Ele queria que no próximo aniversário de Mariane em que ela iria comemorar seus quarenta e nove anos, pudesse surpreendê-la com a publicação esmerada, como presente seu àquela que engavetara, por tantos anos, os seus anseios em prol dos seus familiares.
A festa natalícia chegou e Mariane ficou surpresa com a festa que lhe prepararam no salão-nobre da sede, recebendo mais de cem convidados entre parentes e amigos.
Fotografias foram tiradas da aniversariante ao receber os presentes de cada filho e do esposo.
Quando chegou a vez de Alonso, ele presenteou-a com os três volumes luxuosos da história publicada por Mariane.
A felicidade materna ficou estampada na foto feita nesse momento único de toda sua laboriosa existência, ao lado de toda a família que a aplaudia.
Outro instante de grande alegria foi o da partilha do bolo imenso, bem decorado, encimado com as tradicionais velinhas, marcando a recente idade adquirida.
Ao se despedirem os últimos convidados, Mariane, cansada e feliz, retirou-se para o quarto onde abriu os três livros recebidos como amostra da grande edição encomendada.
Reconheceu na tradução, em Inglês, a letra de Margareth que lhe dizia: “Os sonhos possuem asas e podem nos levar ao infinito”.
A seguir, olhou a tradução em Espanhol onde Mary Ellen lhe assegurava: “Os sonhos não devem ficar engavetados, pois têm asas com as dos anjos para nos levar ao paraíso”.
Viu a dedicatória de Alonso em outro: “Seu sonho, mãe, hoje se realizou.

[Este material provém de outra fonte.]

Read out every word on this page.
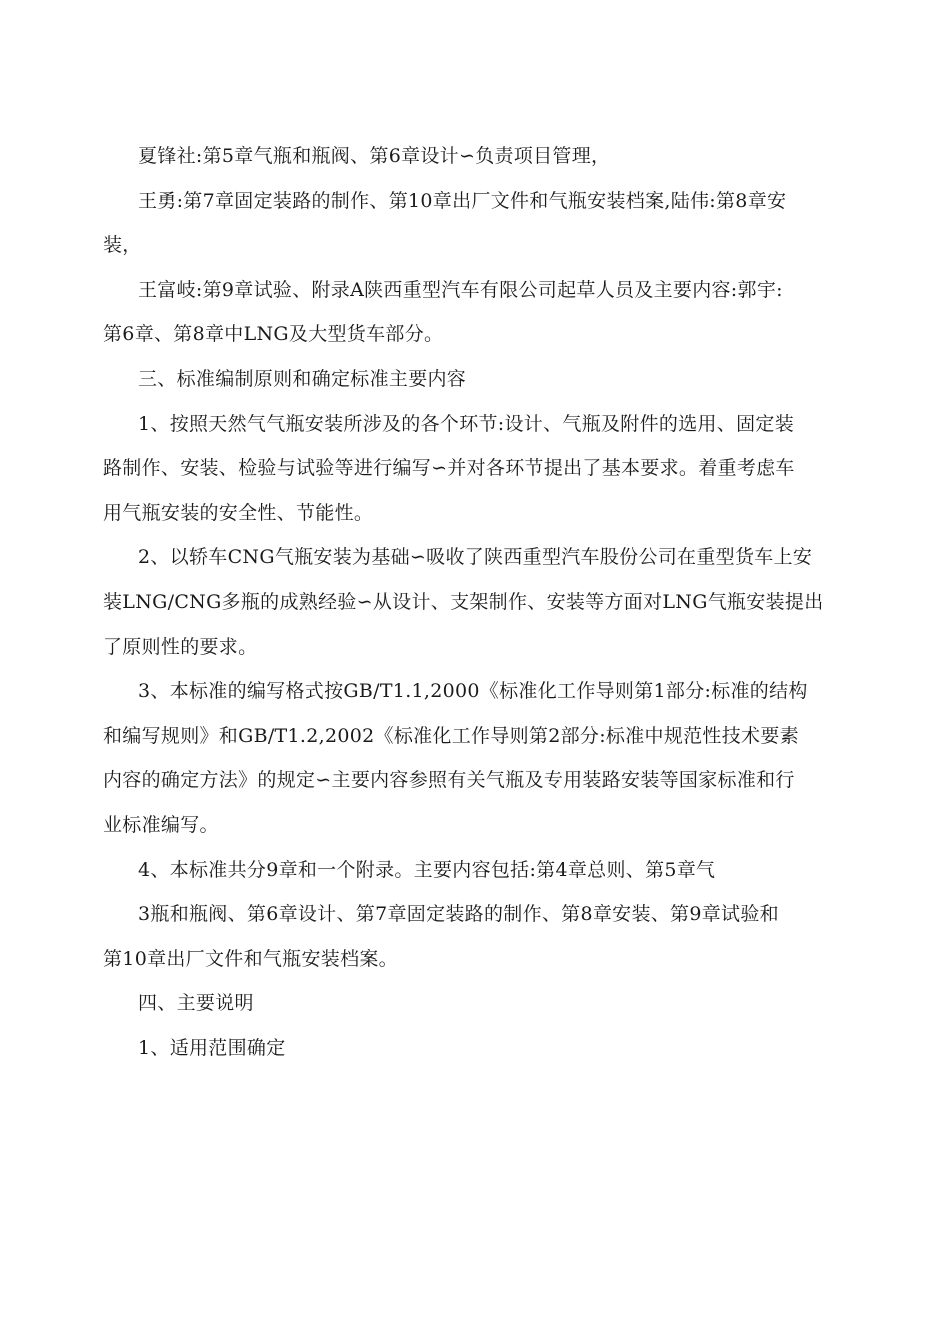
夏锋社:第5章气瓶和瓶阀、第6章设计∽负责项目管理，
王勇:第7章固定装路的制作、第10章出厂文件和气瓶安装档案,陆伟:第8章安
装，
王富岐:第9章试验、附录A陕西重型汽车有限公司起草人员及主要内容:郭宇:
第6章、第8章中LNG及大型货车部分。
三、标准编制原则和确定标准主要内容
1、按照天然气气瓶安装所涉及的各个环节:设计、气瓶及附件的选用、固定装
路制作、安装、检验与试验等进行编写∽并对各环节提出了基本要求。着重考虑车
用气瓶安装的安全性、节能性。
2、以轿车CNG气瓶安装为基础∽吸收了陕西重型汽车股份公司在重型货车上安
装LNG/CNG多瓶的成熟经验∽从设计、支架制作、安装等方面对LNG气瓶安装提出
了原则性的要求。
3、本标准的编写格式按GB/T1.1,2000《标准化工作导则第1部分:标准的结构
和编写规则》和GB/T1.2,2002《标准化工作导则第2部分:标准中规范性技术要素
内容的确定方法》的规定∽主要内容参照有关气瓶及专用装路安装等国家标准和行
业标准编写。
4、本标准共分9章和一个附录。主要内容包括:第4章总则、第5章气
3瓶和瓶阀、第6章设计、第7章固定装路的制作、第8章安装、第9章试验和
第10章出厂文件和气瓶安装档案。
四、主要说明
1、适用范围确定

Aceite minha admiração e grande amor”.
Colocou-os à cabeceira de seu leito onde se deitou ciente de ter efetivado seus ideais e sonhos.
As dores que freqüentemente lhe oprimiam a respiração, manifestaram-se mais agudas agora, a ponto de tirarem-lhe o fôlego, mas, na capa luxuosa dos seus livros, brilhava uma chama dourada e vívida: da amizade mantida até os suspiros finais e a do amor filial representado pelo esforço de Alonso de torná-la feliz.
Talvez foi o júbilo excessivo que lhe acelerou o batimento cardíaco nesta noite ocasionando-lhe uma serena ascensão ao infinito, enquanto dormia, esplendidamente seu sono de realizações.